Эту реплику Натан и вовсе оставил без ответа.
Мальчик точно знал, что ночью ему приснится другой мир: после встречи с Эриком он казался еще ближе и реальнее; Натан почти верил в то, что, если приложит определенные усилия, сможет попасть туда наяву — в грезах, а не во сне. Его манила и пугала эта мысль — он словно отдалялся от собственного мира; так что в итоге мальчик решил не пробовать. Ночью он погрузился в сон — краткий и неглубокий, а проснувшись, снова очутился в городе — Аркатроне. Теперь он знал название города: Аркатрон, город Йинда. И сразу же Натан ощутил, что сделался еще более реальным и видимым, нежели прежде, и постарался мысленно вернуть себя в состояние бестелесного присутствия — тщетно. Он опять оказался в галерее с изогнутыми колоннами: в искусственном свете он чувствовал себя особенно уязвимым. Оглядев себя, мальчик понял, что на нем пижама; впредь придется ложиться спать в нормальной одежде, решил он. Натан чувствовал себя очень неловко, разгуливая по чужой вселенной в таком виде. Конечно, существовали прецеденты: дети в «Питере Пене», Артур Дент в «Автостопе»; вот только в мире, где запрещена художественная литература, их все равно никто не знал.

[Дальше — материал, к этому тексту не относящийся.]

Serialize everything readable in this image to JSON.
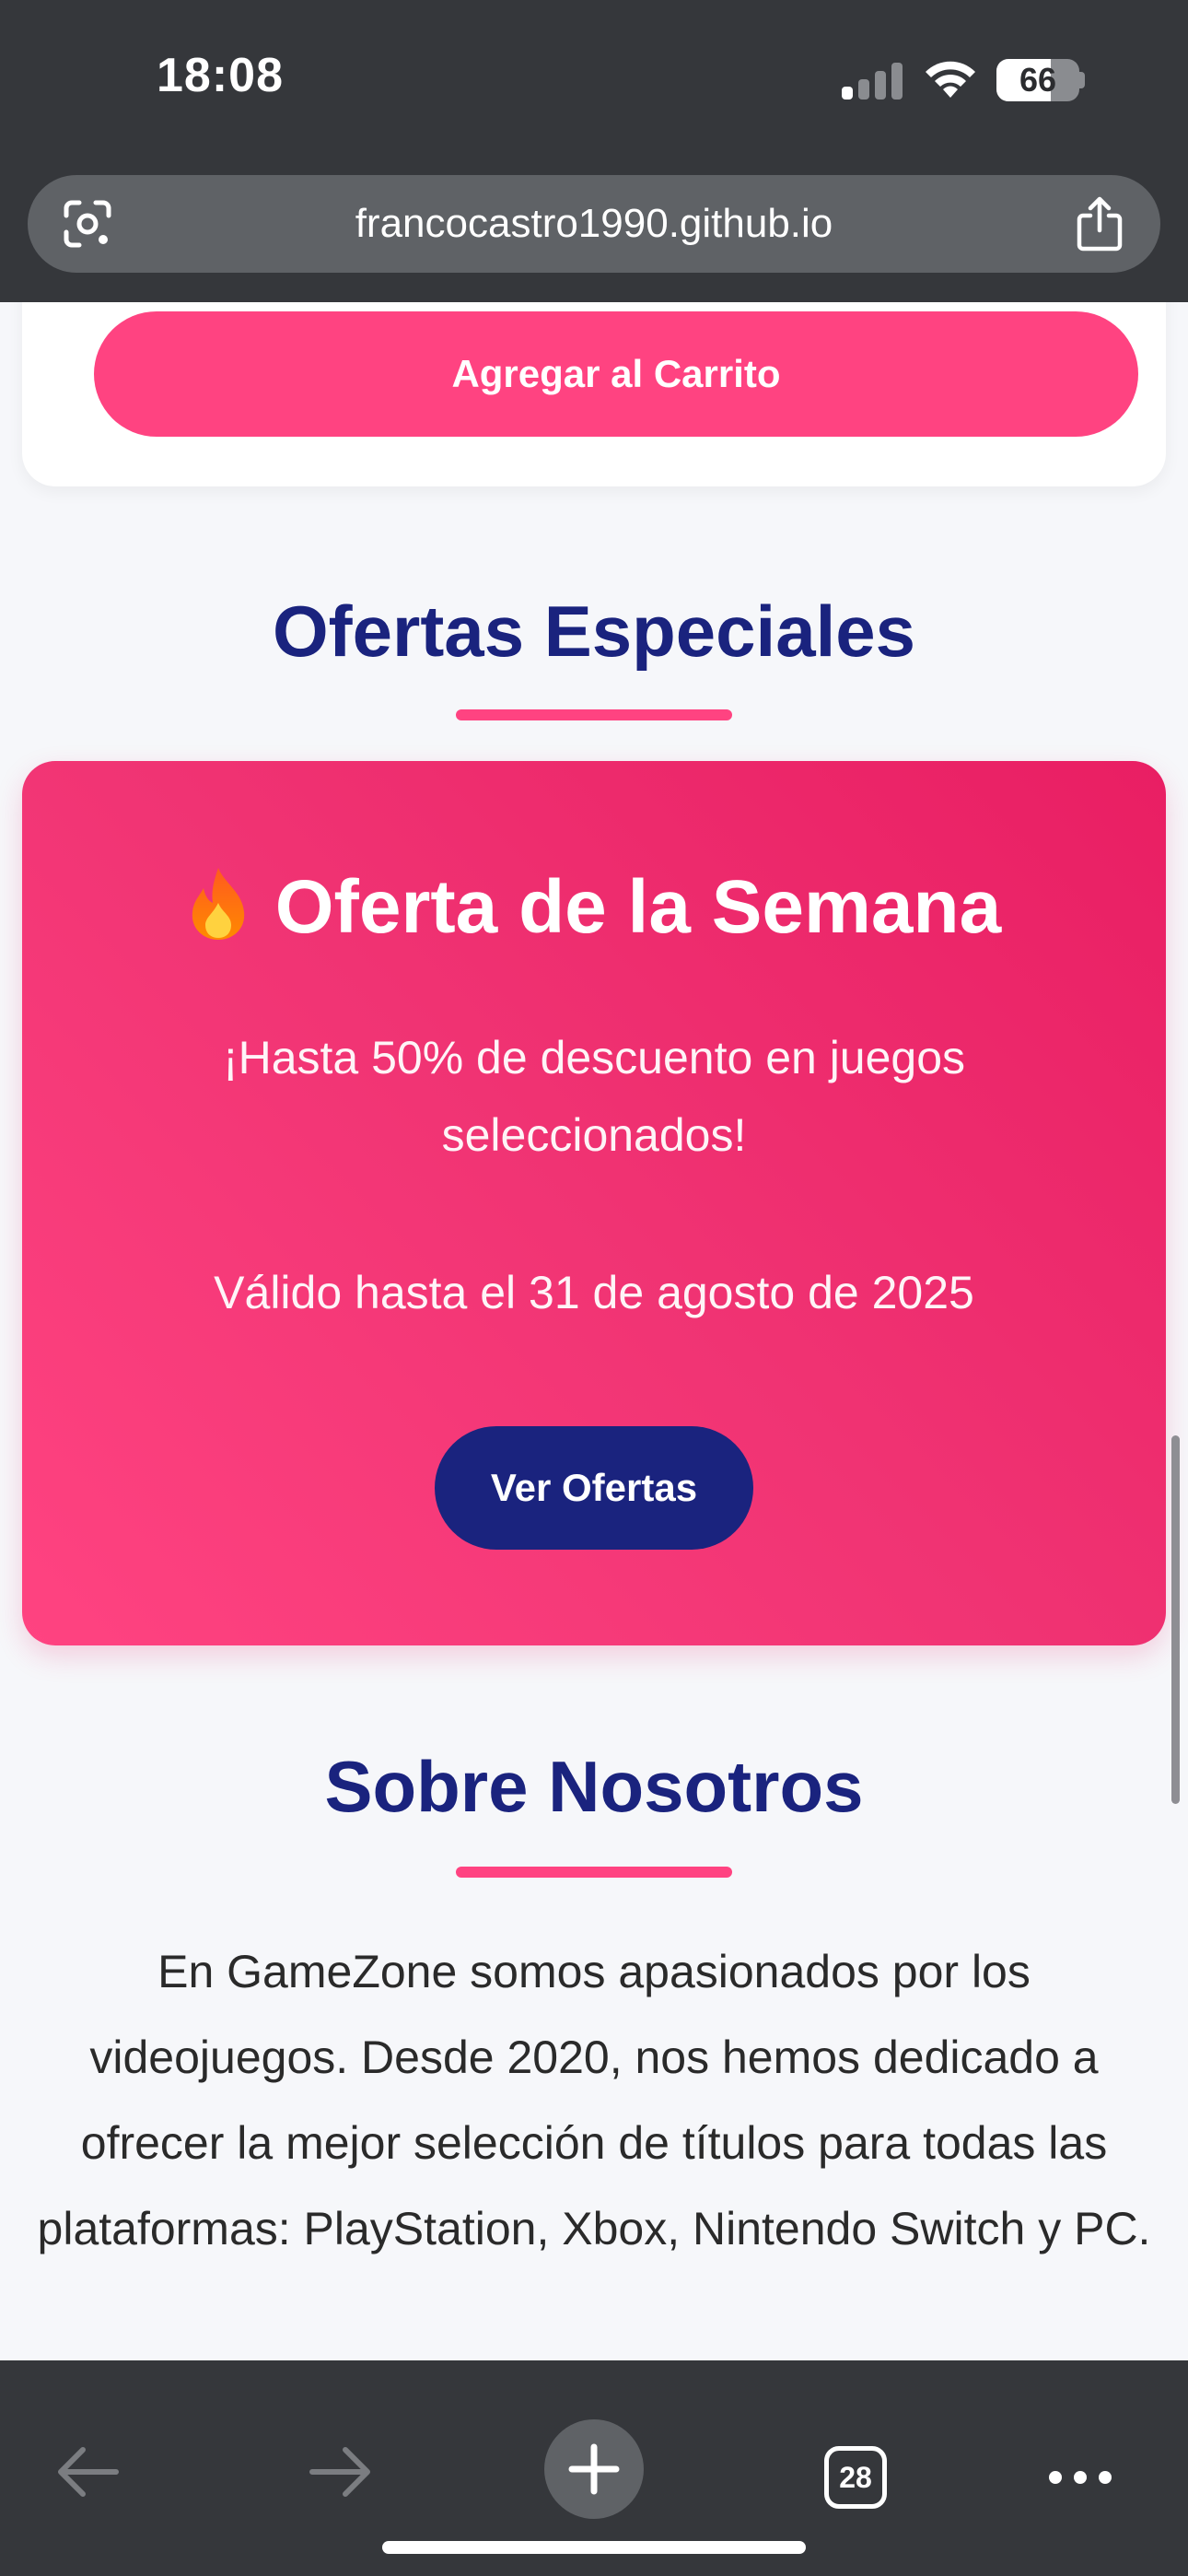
{
  "status_bar": {
    "time": "18:08",
    "battery_percent": "66",
    "signal_bars_active": 1,
    "signal_bars_total": 4
  },
  "browser": {
    "url": "francocastro1990.github.io",
    "tab_count": "28",
    "icons": {
      "left_of_url": "google-lens-icon",
      "right_of_url": "share-icon",
      "back": "arrow-left-icon",
      "forward": "arrow-right-icon",
      "new_tab": "plus-icon",
      "tabs": "tabs-icon",
      "more": "more-dots-icon"
    }
  },
  "page": {
    "product_card": {
      "add_to_cart_label": "Agregar al Carrito"
    },
    "offers_section": {
      "title": "Ofertas Especiales",
      "card": {
        "icon": "fire-icon",
        "heading": "Oferta de la Semana",
        "description": "¡Hasta 50% de descuento en juegos seleccionados!",
        "validity": "Válido hasta el 31 de agosto de 2025",
        "button_label": "Ver Ofertas"
      }
    },
    "about_section": {
      "title": "Sobre Nosotros",
      "text": "En GameZone somos apasionados por los videojuegos. Desde 2020, nos hemos dedicado a ofrecer la mejor selección de títulos para todas las plataformas: PlayStation, Xbox, Nintendo Switch y PC."
    }
  },
  "colors": {
    "accent_pink": "#ff4381",
    "offer_gradient_end": "#e91e63",
    "navy": "#1a237e",
    "chrome_dark": "#35373b",
    "page_bg": "#f6f7fa"
  }
}
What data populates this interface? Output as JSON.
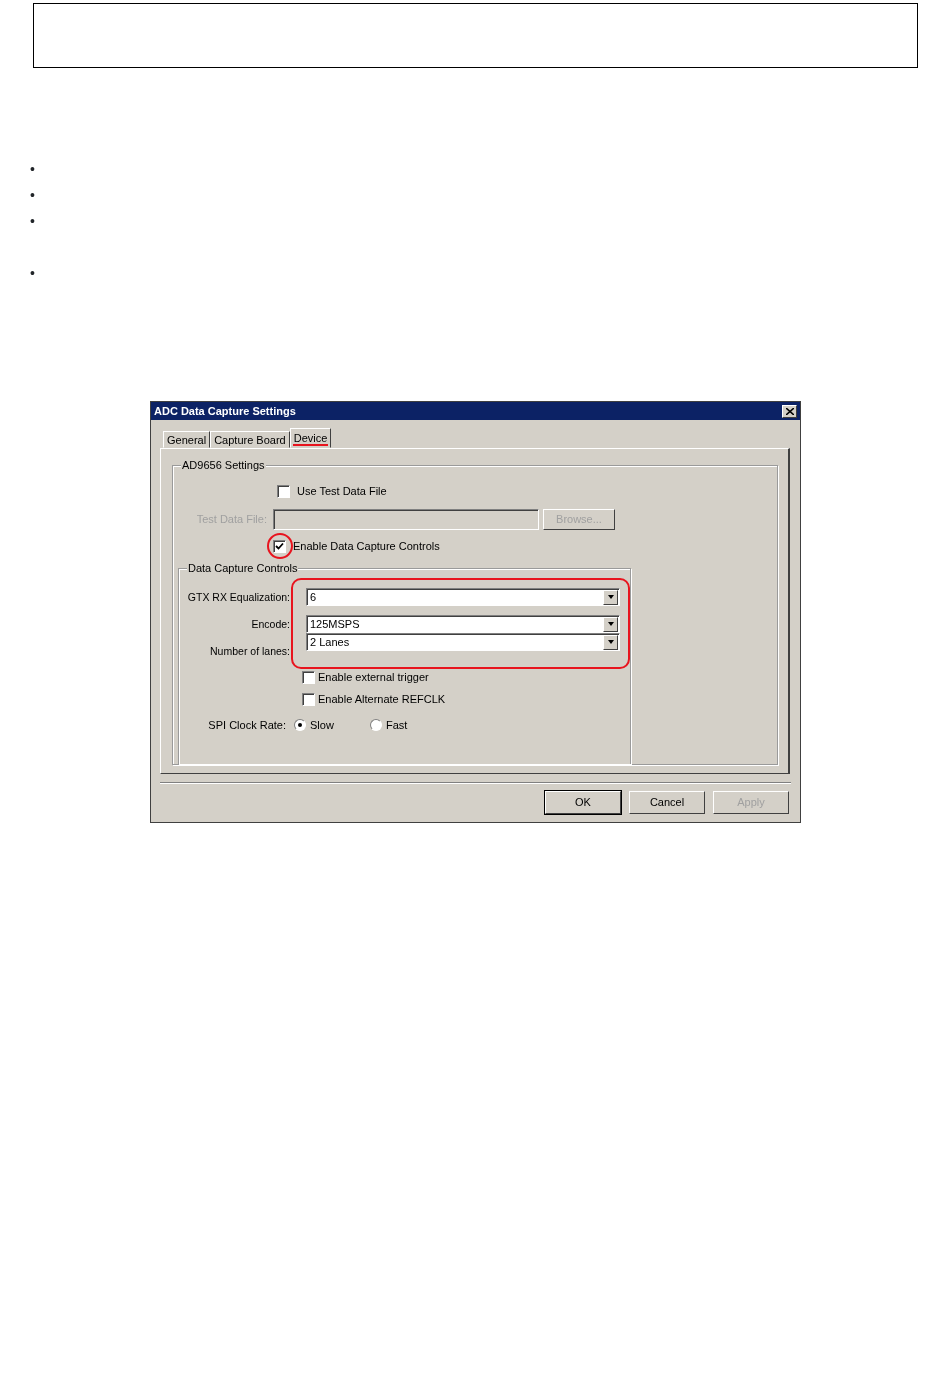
{
  "bullets": [
    "•",
    "•",
    "•",
    "•"
  ],
  "dialog": {
    "title": "ADC Data Capture Settings",
    "tabs": [
      {
        "label": "General",
        "selected": false,
        "highlighted": false
      },
      {
        "label": "Capture Board",
        "selected": false,
        "highlighted": false
      },
      {
        "label": "Device",
        "selected": true,
        "highlighted": true
      }
    ],
    "settings_group": {
      "title": "AD9656 Settings",
      "use_test_data_file": {
        "label": "Use Test Data File",
        "checked": false
      },
      "test_data_file": {
        "label": "Test Data File:",
        "disabled": true
      },
      "browse_button": {
        "label": "Browse...",
        "disabled": true
      },
      "enable_controls": {
        "label": "Enable Data Capture Controls",
        "checked": true,
        "highlighted": true
      }
    },
    "capture_group": {
      "title": "Data Capture Controls",
      "highlighted": true,
      "combos": [
        {
          "label": "GTX RX Equalization:",
          "value": "6"
        },
        {
          "label": "Encode:",
          "value": "125MSPS"
        },
        {
          "label": "Number of lanes:",
          "value": "2 Lanes"
        }
      ],
      "checkboxes": [
        {
          "label": "Enable external trigger",
          "checked": false
        },
        {
          "label": "Enable Alternate REFCLK",
          "checked": false
        }
      ],
      "spi": {
        "label": "SPI Clock Rate:",
        "options": [
          {
            "label": "Slow",
            "selected": true
          },
          {
            "label": "Fast",
            "selected": false
          }
        ]
      }
    },
    "buttons": [
      {
        "label": "OK",
        "default": true,
        "disabled": false
      },
      {
        "label": "Cancel",
        "default": false,
        "disabled": false
      },
      {
        "label": "Apply",
        "default": false,
        "disabled": true
      }
    ]
  }
}
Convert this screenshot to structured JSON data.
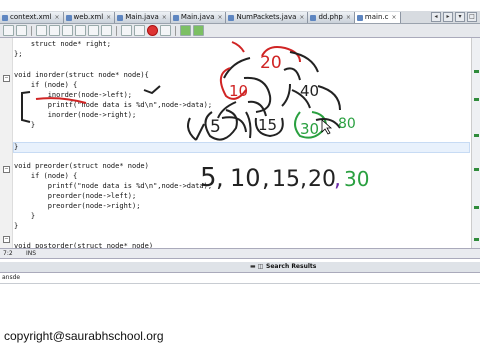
{
  "tabs": [
    {
      "label": "context.xml",
      "active": false
    },
    {
      "label": "web.xml",
      "active": false
    },
    {
      "label": "Main.java",
      "active": false
    },
    {
      "label": "Main.java",
      "active": false
    },
    {
      "label": "NumPackets.java",
      "active": false
    },
    {
      "label": "dd.php",
      "active": false
    },
    {
      "label": "main.c",
      "active": true
    }
  ],
  "code": {
    "lines": [
      "    struct node* right;",
      "};",
      "",
      "void inorder(struct node* node){",
      "    if (node) {",
      "        inorder(node->left);",
      "        printf(\"node data is %d\\n\",node->data);",
      "        inorder(node->right);",
      "    }",
      "",
      "}",
      "",
      "void preorder(struct node* node)",
      "    if (node) {",
      "        printf(\"node data is %d\\n\",node->data);",
      "        preorder(node->left);",
      "        preorder(node->right);",
      "    }",
      "}",
      "",
      "void postorder(struct node* node)"
    ]
  },
  "status": {
    "position": "7:2",
    "mode": "INS"
  },
  "search_results": {
    "label": "Search Results"
  },
  "output": {
    "tab": "ansde"
  },
  "annotations": {
    "tree_nodes": [
      "20",
      "10",
      "40",
      "5",
      "15",
      "30",
      "80"
    ],
    "sequence_digits": [
      "5",
      "10",
      "15",
      "20",
      "30"
    ]
  },
  "copyright": "copyright@saurabhschool.org"
}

Он двигался по галерее, перебегая от колонны к колонне, готовый спрятаться любой момент. В дальнем конце дверь в комнату распахнулась, и появился Грандир — как всегда, в белой маске, в сопровождении человека в лиловой сутане, которого Натан однажды видел на голограмме. Чуть позади шла женщина, Халме; на ней тоже была маска — изящный отпечаток ее собственного лица из какого-то темного, поблескивающего на свету материала. На сей раз она облачилась в одежды бледно-сиреневого цвета, край мантильи, обернутый вокруг шеи, защищал горло. И все же мальчик без труда узнал Халме: должно быть, маска подгонялась по чертам ее лица, а осанка и грациозность движений выделяли ее из всех прочих. Мужчины не взглянули в сторону Натана, однако женщина, миновав колонну, за которой он укрылся, на миг задержалась и оглянулась.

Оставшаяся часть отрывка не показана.